Former Prime Minister Boris Johnson’s Conservative government had been set to put forward broader strategies in response to the situation, including restriction on advertising of HFSS product ranges – this had been due to come in at the start of 2023 – which has now been further delayed until 2025 in the wake of food and drink sector lobbying, asserting a negative impact on the sector.

However, as the latest study asserts, brands have “skillfully adapted to the legislation” in delivering growth across chocolate, sweets and chilled desserts with increases in average sales volume and value since the introduction of the legislation.

This has seen chocolate sales rise by an additional £50 million in the last year, seeing an average increase of more than half a million units sold each month, reaching just under 16 million total chocolates sold since October.
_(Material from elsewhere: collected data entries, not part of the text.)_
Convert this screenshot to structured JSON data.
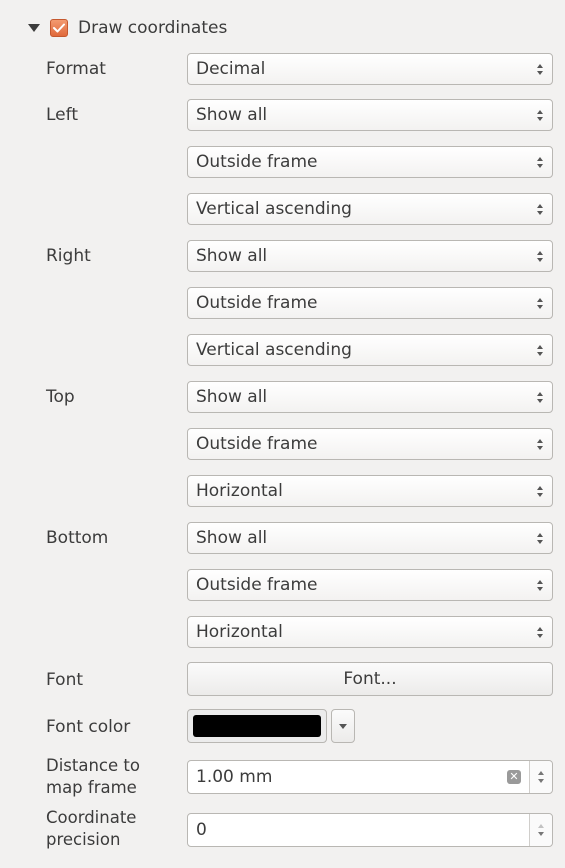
{
  "group": {
    "title": "Draw coordinates",
    "checked": true
  },
  "rows": {
    "format_label": "Format",
    "format_value": "Decimal",
    "left_label": "Left",
    "left_show": "Show all",
    "left_position": "Outside frame",
    "left_direction": "Vertical ascending",
    "right_label": "Right",
    "right_show": "Show all",
    "right_position": "Outside frame",
    "right_direction": "Vertical ascending",
    "top_label": "Top",
    "top_show": "Show all",
    "top_position": "Outside frame",
    "top_direction": "Horizontal",
    "bottom_label": "Bottom",
    "bottom_show": "Show all",
    "bottom_position": "Outside frame",
    "bottom_direction": "Horizontal",
    "font_label": "Font",
    "font_button": "Font...",
    "font_color_label": "Font color",
    "font_color_value": "#000000",
    "distance_label_line1": "Distance to",
    "distance_label_line2": "map frame",
    "distance_value": "1.00 mm",
    "precision_label_line1": "Coordinate",
    "precision_label_line2": "precision",
    "precision_value": "0"
  },
  "icons": {
    "group_arrow": "collapse-arrow-icon",
    "checkbox": "checkmark-icon",
    "clear": "clear-icon"
  },
  "colors": {
    "accent": "#e8774a",
    "swatch": "#000000"
  }
}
Furthermore, Sales of chilled desserts such as ice creams, cakes and yoghurts rocketed 75% in volume since October 2022 – equating to an extra £3.8 million worth in sales value.

Significantly, the research also found that sweets saw sales increase to over 2 million units since the laws came into force, as an extra 100,000 units were sold per month across major supermarkets.

Notably, this comes despite significant inflation impacting right across the food sector, which had been running at 40-year highs earlier in 2023, though the rate has now decreased across the sector in recent months. It is now reportedly at an average price inflation of 9% occurred across key snacking categories since last October.

Conversely, the market for healthier ranges had yet to witness any noticeable change in the past year, witnessing less than 1% increases in sales over 2022, which showed a clear preference on the part of consumers for more indulgent items.

James Lamplugh, Reapp Commercial Director, said: “Looking back on the first year of HFSS legislation, our latest in-depth analysis shows flavour, taste and experience unequivocally remain the top factors in understanding what drives consumer trends.

“Brands have demonstrated real skill in adapting to legislation to deliver growth. Retailers too have been savvy with their promotion to retain customer loyalty.

“Not only this, with inflation and the cost of living crisis being huge factors in our lives, consumers found themselves staying at home more, driving the ‘Big Night In’ trend where we see shoppers treating themselves to little luxuries such as chocolate and confectionery.”